Directed by: Dan Trachtenberg

Premise: The fifth entry in the Predator series. An extraterrestrial hunter (Dane DiLiegro) stalks the woods in eighteenth century North America. A female Comanche hunter (Amber Midthunder) protects her tribe.

What Works: The Predator series has seen quite a few permutations on the central idea that a race of extraterrestrials periodically visit this planet to hunt human beings for sport. Prey does not reinvent the series but it does shave the conceit down to its essentials and delivers a mix of action and horror thrills with great craftsmanship. The film is set on the eighteenth-century Great Plains and the setting gives Prey a different feel from its predecessors. As a period piece, Prey comes across authentically of its time and place. The native characters are portrayed with nuance and intelligence and the art direction looks organic. Prey is the story of Naru, a Comanche woman who wants to prove herself as a hunter but must overcome the prejudices of her tribe as well as her own inexperience. The filmmakers spend quite a bit of time on Naru’s tribal life and effectively establish her character. Naru is well played by Amber Midthunder. She has the right combination of toughness and vulnerability to make for a compelling hero. Prey is a very good example of unified storytelling. Everything in it is built around the concept of predator-prey relationships and the techniques and adaptations that animals use to trap their next meal or avoid becoming one. Prey is full of these kinds of details and they enrich the film but they are embedded into the story so that it remains a lean and streamlined experience which makes Prey a relief from many of the bloated and overlong franchise films currently being made. It is also extraordinarily well crafted. The picture is beautifully shot but in a way that accentuates the harshness and difficulty of the land. The action sequences are ferocious and are executed on a modest scale that makes them credible and therefore exciting.

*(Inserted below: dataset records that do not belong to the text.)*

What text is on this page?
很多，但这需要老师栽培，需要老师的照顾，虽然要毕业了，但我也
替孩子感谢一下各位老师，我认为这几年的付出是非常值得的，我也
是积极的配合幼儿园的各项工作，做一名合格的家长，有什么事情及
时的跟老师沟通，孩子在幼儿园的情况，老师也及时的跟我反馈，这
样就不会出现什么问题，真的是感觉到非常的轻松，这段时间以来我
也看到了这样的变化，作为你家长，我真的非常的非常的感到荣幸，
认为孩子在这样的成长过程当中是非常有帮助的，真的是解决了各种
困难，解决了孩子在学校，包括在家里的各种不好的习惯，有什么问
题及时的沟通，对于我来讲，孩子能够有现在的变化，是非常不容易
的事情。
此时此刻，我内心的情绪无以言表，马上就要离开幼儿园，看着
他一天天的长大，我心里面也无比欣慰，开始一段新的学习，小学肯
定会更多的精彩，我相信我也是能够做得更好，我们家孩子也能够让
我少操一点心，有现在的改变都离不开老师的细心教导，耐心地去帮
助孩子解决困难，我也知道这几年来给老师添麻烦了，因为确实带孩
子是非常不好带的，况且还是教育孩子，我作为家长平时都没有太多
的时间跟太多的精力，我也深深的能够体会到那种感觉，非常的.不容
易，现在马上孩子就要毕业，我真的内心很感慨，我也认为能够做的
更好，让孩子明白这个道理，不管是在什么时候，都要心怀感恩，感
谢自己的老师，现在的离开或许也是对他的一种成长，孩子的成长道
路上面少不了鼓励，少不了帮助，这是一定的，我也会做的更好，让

What Doesn’t: Sarah Schachner wrote a very good score for Prey. However, the music does not make much use of the Predator themes created by Alan Silvestri for the first movie and repeated in the sequels (although not in Alien vs. Predator). This is unfortunate. Silvestri’s Predator score was a key part of the franchise’s identity in much the same way that John Williams’ Star Wars themes were associated with those characters and stories. The filmmakers clearly wanted Prey to forge its own identity separate from the other Predator films but in this particular respect they drifted a little too far.

Bottom Line: Prey is one of the better entries in the Predator series. It does not develop the larger story world the way some of the other sequels did but Prey does offer the primal survivalist thrills that made the original Predator a classic.